During the family Thanksgiving, there were entirely innocuous moments when I would be suddenly so annoyed or irritated, I felt full of anger and wanted to lash out. Sometimes I simply felt exhausted and ready to go home. Then again, at times I just wanted more time spent with my family, quality time.

Since moving back to Tennessee, I have found it even more difficult to be away from my kids. I see them twice as much and struggle twice as hard when they aren’t here. At times, I have found myself just staring at them while they play a game or eat their food and smiling. When they aren’t here it feels like my heart is somewhere else and I am living on the memory of a heartbeat.

My new electric percolator is supposed to be here by Wednesday. I find myself getting excited about its arrival and the opportunity to make a rich cup of hot coffee.

These past couple of weeks have taken the resilience I’ve built up or the past year and nearly drained it dry. My emotions are a wreck, my thinking feels slow, and I am twitching with greater frequency. I have a list of things to do and all I want to do is hold my kids and sleep.

The house is coming together, slowly but surely. In my living room right now are two laundry baskets, not full, but not empty either. Two boxes left to be unpacked. A desk that needs to be unpacked and organized and a pile of boxes to be thrown out.

Right now, however, I make time to write, and I can smile.

Each day I have packed my kid’s lunch I have included a note and a special surprise. Today’s item was a single Pokémon card from a small booster pack. Tomorrow’s will be a pair of Christmas theme erasers, one for them and one to share with a friend. Last week my son told me that his friends have started to gather around him as he opens his lunch box to see what he gets.

I glance at the staircase and the pictures of my smiling kiddos beside their little footprints. In this beautiful silence, I can breathe. I remember that my kids are the reason I am here.
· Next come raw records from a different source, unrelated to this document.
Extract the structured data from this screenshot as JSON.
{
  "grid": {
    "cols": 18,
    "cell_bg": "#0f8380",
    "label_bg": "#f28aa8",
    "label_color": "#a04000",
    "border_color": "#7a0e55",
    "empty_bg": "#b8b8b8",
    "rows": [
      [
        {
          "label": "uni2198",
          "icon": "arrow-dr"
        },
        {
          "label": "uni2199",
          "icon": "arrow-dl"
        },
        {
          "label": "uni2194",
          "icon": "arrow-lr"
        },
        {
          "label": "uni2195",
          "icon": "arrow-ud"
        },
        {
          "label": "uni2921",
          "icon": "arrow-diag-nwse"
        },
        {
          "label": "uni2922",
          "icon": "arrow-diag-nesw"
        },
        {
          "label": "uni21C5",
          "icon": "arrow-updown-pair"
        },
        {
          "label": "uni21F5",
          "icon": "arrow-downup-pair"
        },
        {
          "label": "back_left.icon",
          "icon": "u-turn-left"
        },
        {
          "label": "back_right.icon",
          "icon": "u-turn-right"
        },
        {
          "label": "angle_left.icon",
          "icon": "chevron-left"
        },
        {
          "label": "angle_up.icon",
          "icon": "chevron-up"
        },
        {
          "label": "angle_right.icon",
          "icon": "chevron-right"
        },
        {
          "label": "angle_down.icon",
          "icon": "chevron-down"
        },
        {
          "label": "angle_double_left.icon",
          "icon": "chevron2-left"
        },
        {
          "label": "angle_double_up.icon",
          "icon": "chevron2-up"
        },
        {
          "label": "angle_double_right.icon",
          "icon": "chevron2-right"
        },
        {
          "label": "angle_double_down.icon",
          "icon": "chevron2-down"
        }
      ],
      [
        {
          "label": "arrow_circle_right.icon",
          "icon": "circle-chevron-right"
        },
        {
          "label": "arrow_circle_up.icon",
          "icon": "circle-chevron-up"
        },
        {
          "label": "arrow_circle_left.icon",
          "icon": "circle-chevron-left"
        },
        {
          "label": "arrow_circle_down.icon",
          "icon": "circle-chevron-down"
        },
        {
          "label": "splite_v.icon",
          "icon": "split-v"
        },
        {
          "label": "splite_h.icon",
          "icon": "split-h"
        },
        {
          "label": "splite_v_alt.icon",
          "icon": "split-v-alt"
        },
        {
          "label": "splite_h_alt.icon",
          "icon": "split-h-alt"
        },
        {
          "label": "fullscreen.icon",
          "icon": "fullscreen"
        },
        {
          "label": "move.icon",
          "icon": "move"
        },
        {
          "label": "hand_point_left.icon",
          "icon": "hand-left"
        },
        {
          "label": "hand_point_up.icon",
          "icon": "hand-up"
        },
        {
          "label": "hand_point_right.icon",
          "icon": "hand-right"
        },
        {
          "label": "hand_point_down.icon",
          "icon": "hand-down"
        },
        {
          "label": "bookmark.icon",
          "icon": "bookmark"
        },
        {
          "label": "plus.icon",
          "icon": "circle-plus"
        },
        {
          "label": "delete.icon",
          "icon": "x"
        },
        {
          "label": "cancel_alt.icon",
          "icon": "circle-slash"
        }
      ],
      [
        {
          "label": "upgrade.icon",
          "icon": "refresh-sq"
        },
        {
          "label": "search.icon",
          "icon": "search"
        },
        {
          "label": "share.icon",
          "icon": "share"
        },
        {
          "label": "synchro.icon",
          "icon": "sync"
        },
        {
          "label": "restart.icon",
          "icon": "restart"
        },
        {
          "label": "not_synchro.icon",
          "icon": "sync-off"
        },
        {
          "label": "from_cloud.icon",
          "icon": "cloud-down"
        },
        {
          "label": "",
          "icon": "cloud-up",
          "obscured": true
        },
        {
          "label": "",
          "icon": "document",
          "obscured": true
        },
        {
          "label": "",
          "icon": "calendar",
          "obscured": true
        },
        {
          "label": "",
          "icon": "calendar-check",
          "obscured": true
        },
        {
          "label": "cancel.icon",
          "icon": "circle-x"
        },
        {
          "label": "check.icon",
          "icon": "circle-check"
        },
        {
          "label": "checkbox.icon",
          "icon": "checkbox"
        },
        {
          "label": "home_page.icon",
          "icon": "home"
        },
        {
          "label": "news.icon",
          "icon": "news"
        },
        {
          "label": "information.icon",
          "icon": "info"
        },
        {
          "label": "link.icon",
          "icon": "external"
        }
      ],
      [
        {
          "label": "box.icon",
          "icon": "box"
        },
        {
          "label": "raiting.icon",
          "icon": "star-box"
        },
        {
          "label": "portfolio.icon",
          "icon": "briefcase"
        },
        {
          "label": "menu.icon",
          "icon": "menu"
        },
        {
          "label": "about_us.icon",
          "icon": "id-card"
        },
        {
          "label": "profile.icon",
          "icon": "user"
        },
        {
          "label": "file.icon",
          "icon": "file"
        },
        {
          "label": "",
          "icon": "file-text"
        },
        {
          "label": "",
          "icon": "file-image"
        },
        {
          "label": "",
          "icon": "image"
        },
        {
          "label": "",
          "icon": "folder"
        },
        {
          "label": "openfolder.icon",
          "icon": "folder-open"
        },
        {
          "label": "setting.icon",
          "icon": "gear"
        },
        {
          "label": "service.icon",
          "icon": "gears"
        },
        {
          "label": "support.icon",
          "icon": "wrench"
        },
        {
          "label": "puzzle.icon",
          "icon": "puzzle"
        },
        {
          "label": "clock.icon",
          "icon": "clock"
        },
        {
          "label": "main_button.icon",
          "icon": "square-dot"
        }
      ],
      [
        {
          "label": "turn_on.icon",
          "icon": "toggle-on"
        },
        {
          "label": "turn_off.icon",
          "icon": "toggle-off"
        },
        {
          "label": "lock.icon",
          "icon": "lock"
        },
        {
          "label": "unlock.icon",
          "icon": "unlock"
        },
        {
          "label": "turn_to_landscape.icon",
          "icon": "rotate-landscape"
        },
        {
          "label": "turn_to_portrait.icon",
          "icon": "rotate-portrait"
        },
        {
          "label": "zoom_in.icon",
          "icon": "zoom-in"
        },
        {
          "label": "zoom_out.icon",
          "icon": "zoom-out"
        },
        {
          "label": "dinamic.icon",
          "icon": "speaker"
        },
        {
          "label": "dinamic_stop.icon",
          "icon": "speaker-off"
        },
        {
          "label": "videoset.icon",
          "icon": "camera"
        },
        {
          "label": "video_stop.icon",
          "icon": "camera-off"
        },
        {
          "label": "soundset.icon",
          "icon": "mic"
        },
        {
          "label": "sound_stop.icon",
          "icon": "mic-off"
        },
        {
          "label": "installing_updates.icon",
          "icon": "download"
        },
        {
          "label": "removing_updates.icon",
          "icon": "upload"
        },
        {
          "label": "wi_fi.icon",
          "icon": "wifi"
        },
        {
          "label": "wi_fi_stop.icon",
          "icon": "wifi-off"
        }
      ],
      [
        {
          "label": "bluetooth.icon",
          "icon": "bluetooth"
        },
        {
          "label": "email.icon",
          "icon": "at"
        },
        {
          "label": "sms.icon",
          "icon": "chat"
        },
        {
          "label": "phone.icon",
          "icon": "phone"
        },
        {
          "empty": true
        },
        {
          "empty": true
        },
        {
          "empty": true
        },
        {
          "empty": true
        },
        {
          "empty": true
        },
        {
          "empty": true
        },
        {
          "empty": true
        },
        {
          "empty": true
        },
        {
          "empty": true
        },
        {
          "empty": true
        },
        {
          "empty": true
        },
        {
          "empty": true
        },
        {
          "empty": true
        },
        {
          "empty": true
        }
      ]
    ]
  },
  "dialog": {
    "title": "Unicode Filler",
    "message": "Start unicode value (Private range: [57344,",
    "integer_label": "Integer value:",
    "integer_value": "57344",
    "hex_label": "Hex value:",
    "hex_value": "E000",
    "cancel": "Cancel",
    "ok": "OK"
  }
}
When dark thoughts of self-harm threaten to rear its head, my kids anchor me here.

Sometimes life feels hard. Stress seems to rip at my skin and drive me crazy. My brain just starts to buzz and the pressure makes me feel like I am going to explode. However, when I let myself reflect quietly things change. Purpose and perspective come into focus. Joy and balance begin to return.
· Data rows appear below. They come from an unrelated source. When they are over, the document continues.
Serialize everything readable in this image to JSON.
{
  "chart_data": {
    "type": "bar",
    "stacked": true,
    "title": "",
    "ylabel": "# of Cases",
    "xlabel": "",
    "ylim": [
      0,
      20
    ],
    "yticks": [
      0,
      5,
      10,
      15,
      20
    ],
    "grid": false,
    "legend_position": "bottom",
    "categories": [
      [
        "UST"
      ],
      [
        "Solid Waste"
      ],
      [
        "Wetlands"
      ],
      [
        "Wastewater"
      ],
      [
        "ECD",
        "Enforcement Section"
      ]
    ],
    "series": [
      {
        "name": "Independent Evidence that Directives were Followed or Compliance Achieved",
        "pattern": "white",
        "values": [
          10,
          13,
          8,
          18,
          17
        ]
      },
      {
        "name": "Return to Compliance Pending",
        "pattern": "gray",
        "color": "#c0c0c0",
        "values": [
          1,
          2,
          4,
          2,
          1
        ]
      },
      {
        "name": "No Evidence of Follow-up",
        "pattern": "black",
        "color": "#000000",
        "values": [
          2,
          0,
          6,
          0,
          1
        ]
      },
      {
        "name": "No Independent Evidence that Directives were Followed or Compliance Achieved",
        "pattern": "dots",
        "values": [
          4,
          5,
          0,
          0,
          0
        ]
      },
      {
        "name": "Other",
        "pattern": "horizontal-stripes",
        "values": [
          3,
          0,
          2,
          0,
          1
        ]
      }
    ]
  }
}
Writing is one of the key ways I make time for quiet reflection. I have missed it over the past two weeks of chaotic activity and stress. It helps me to process, slow down, and to be more aware of how I am feeling and what I am experiencing in the moment.
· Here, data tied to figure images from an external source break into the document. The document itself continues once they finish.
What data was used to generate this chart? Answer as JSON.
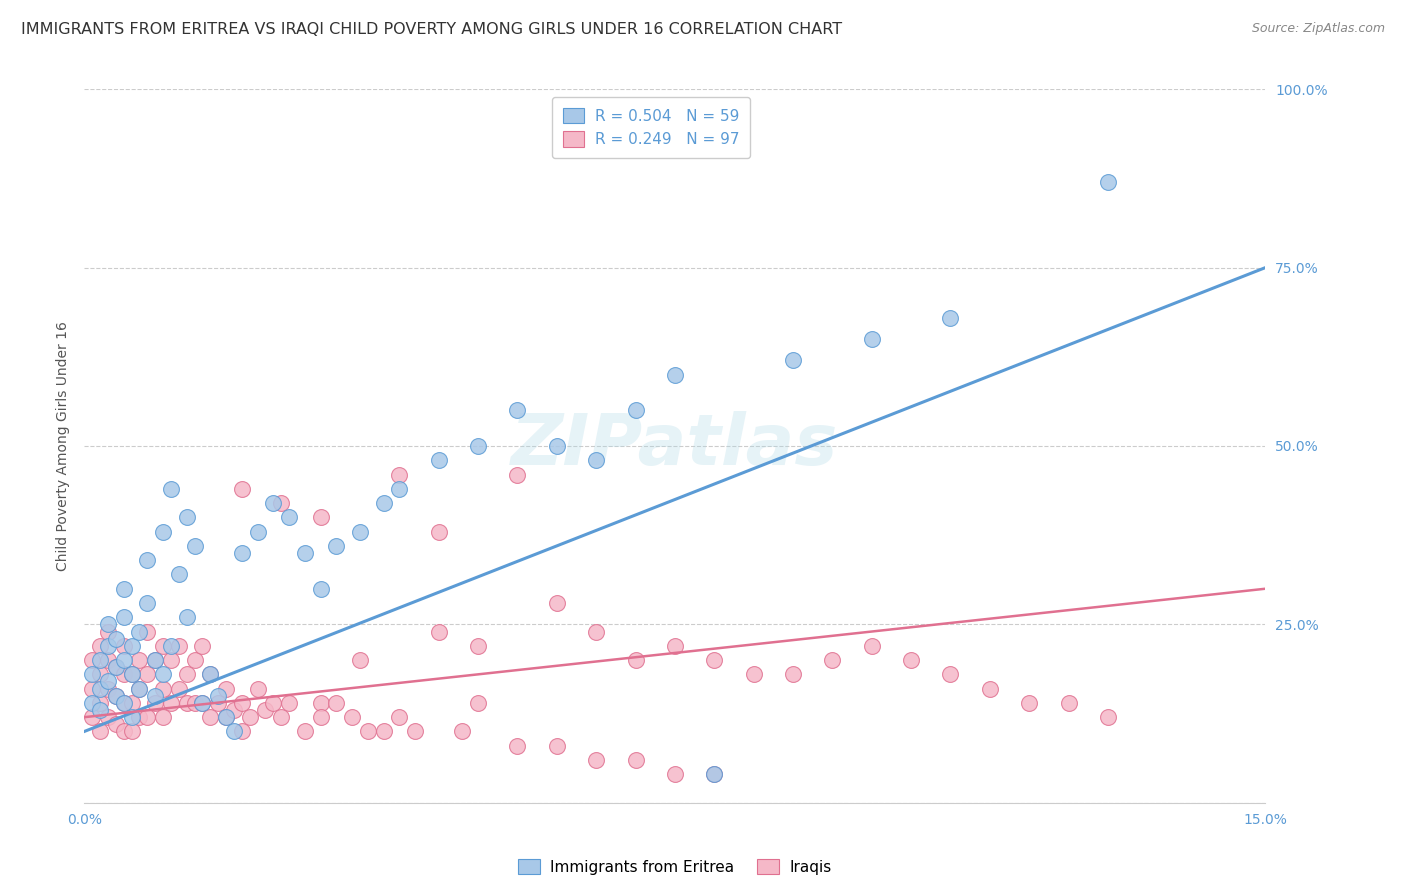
{
  "title": "IMMIGRANTS FROM ERITREA VS IRAQI CHILD POVERTY AMONG GIRLS UNDER 16 CORRELATION CHART",
  "source": "Source: ZipAtlas.com",
  "ylabel": "Child Poverty Among Girls Under 16",
  "xlim": [
    0.0,
    0.15
  ],
  "ylim": [
    0.0,
    1.0
  ],
  "xticks": [
    0.0,
    0.05,
    0.1,
    0.15
  ],
  "xticklabels": [
    "0.0%",
    "",
    "",
    "15.0%"
  ],
  "yticks": [
    0.0,
    0.25,
    0.5,
    0.75,
    1.0
  ],
  "yticklabels": [
    "",
    "25.0%",
    "50.0%",
    "75.0%",
    "100.0%"
  ],
  "grid_color": "#cccccc",
  "background_color": "#ffffff",
  "title_color": "#333333",
  "axis_color": "#5b9bd5",
  "eritrea_color": "#a8c8e8",
  "eritrea_color_edge": "#5b9bd5",
  "iraqi_color": "#f5b8c8",
  "iraqi_color_edge": "#e07090",
  "eritrea_R": "0.504",
  "eritrea_N": "59",
  "iraqi_R": "0.249",
  "iraqi_N": "97",
  "eritrea_x": [
    0.001,
    0.001,
    0.002,
    0.002,
    0.002,
    0.003,
    0.003,
    0.003,
    0.004,
    0.004,
    0.004,
    0.005,
    0.005,
    0.005,
    0.005,
    0.006,
    0.006,
    0.006,
    0.007,
    0.007,
    0.008,
    0.008,
    0.009,
    0.009,
    0.01,
    0.01,
    0.011,
    0.011,
    0.012,
    0.013,
    0.013,
    0.014,
    0.015,
    0.016,
    0.017,
    0.018,
    0.019,
    0.02,
    0.022,
    0.024,
    0.026,
    0.028,
    0.03,
    0.032,
    0.035,
    0.038,
    0.04,
    0.045,
    0.05,
    0.055,
    0.06,
    0.065,
    0.07,
    0.075,
    0.08,
    0.09,
    0.1,
    0.11,
    0.13
  ],
  "eritrea_y": [
    0.14,
    0.18,
    0.16,
    0.2,
    0.13,
    0.22,
    0.17,
    0.25,
    0.15,
    0.19,
    0.23,
    0.14,
    0.2,
    0.26,
    0.3,
    0.12,
    0.18,
    0.22,
    0.16,
    0.24,
    0.28,
    0.34,
    0.15,
    0.2,
    0.18,
    0.38,
    0.22,
    0.44,
    0.32,
    0.26,
    0.4,
    0.36,
    0.14,
    0.18,
    0.15,
    0.12,
    0.1,
    0.35,
    0.38,
    0.42,
    0.4,
    0.35,
    0.3,
    0.36,
    0.38,
    0.42,
    0.44,
    0.48,
    0.5,
    0.55,
    0.5,
    0.48,
    0.55,
    0.6,
    0.04,
    0.62,
    0.65,
    0.68,
    0.87
  ],
  "iraqi_x": [
    0.001,
    0.001,
    0.001,
    0.002,
    0.002,
    0.002,
    0.002,
    0.003,
    0.003,
    0.003,
    0.003,
    0.004,
    0.004,
    0.004,
    0.005,
    0.005,
    0.005,
    0.005,
    0.006,
    0.006,
    0.006,
    0.007,
    0.007,
    0.007,
    0.008,
    0.008,
    0.008,
    0.009,
    0.009,
    0.01,
    0.01,
    0.01,
    0.011,
    0.011,
    0.012,
    0.012,
    0.013,
    0.013,
    0.014,
    0.014,
    0.015,
    0.015,
    0.016,
    0.016,
    0.017,
    0.018,
    0.018,
    0.019,
    0.02,
    0.02,
    0.021,
    0.022,
    0.023,
    0.024,
    0.025,
    0.026,
    0.028,
    0.03,
    0.03,
    0.032,
    0.034,
    0.036,
    0.038,
    0.04,
    0.042,
    0.045,
    0.048,
    0.05,
    0.055,
    0.06,
    0.065,
    0.07,
    0.075,
    0.08,
    0.085,
    0.09,
    0.095,
    0.1,
    0.105,
    0.11,
    0.115,
    0.12,
    0.125,
    0.13,
    0.02,
    0.025,
    0.03,
    0.035,
    0.04,
    0.045,
    0.05,
    0.055,
    0.06,
    0.065,
    0.07,
    0.075,
    0.08
  ],
  "iraqi_y": [
    0.12,
    0.16,
    0.2,
    0.1,
    0.14,
    0.18,
    0.22,
    0.12,
    0.16,
    0.2,
    0.24,
    0.11,
    0.15,
    0.19,
    0.1,
    0.14,
    0.18,
    0.22,
    0.1,
    0.14,
    0.18,
    0.12,
    0.16,
    0.2,
    0.12,
    0.18,
    0.24,
    0.14,
    0.2,
    0.12,
    0.16,
    0.22,
    0.14,
    0.2,
    0.16,
    0.22,
    0.14,
    0.18,
    0.14,
    0.2,
    0.14,
    0.22,
    0.12,
    0.18,
    0.14,
    0.12,
    0.16,
    0.13,
    0.1,
    0.14,
    0.12,
    0.16,
    0.13,
    0.14,
    0.12,
    0.14,
    0.1,
    0.14,
    0.12,
    0.14,
    0.12,
    0.1,
    0.1,
    0.12,
    0.1,
    0.38,
    0.1,
    0.14,
    0.46,
    0.28,
    0.24,
    0.2,
    0.22,
    0.2,
    0.18,
    0.18,
    0.2,
    0.22,
    0.2,
    0.18,
    0.16,
    0.14,
    0.14,
    0.12,
    0.44,
    0.42,
    0.4,
    0.2,
    0.46,
    0.24,
    0.22,
    0.08,
    0.08,
    0.06,
    0.06,
    0.04,
    0.04
  ],
  "eritrea_trend_x": [
    0.0,
    0.15
  ],
  "eritrea_trend_y": [
    0.1,
    0.75
  ],
  "iraqi_trend_x": [
    0.0,
    0.15
  ],
  "iraqi_trend_y": [
    0.12,
    0.3
  ],
  "title_fontsize": 11.5,
  "label_fontsize": 10,
  "tick_fontsize": 10,
  "legend_fontsize": 11
}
Escapism like shows, games, music, and social media can be a survival skill designed to help us cope with and power through stressful times and circumstances. They do not, however, help us thrive. Thriving requires the ability to think, to be grounded in the moment, and to process what you have going on. Thriving comes with perspective and balance.

Thriving is hearing soft footfalls outside of a Walmart at 8 in the morning and allowing yourself to enjoy and appreciate the subtle music of the “everyday” for a few moments instead of rushing headlong into your next thing to do.

What do you do to help you move from surviving to thriving? How do you remain grounded and balanced? What helps you to process, appreciate, and practice self-care?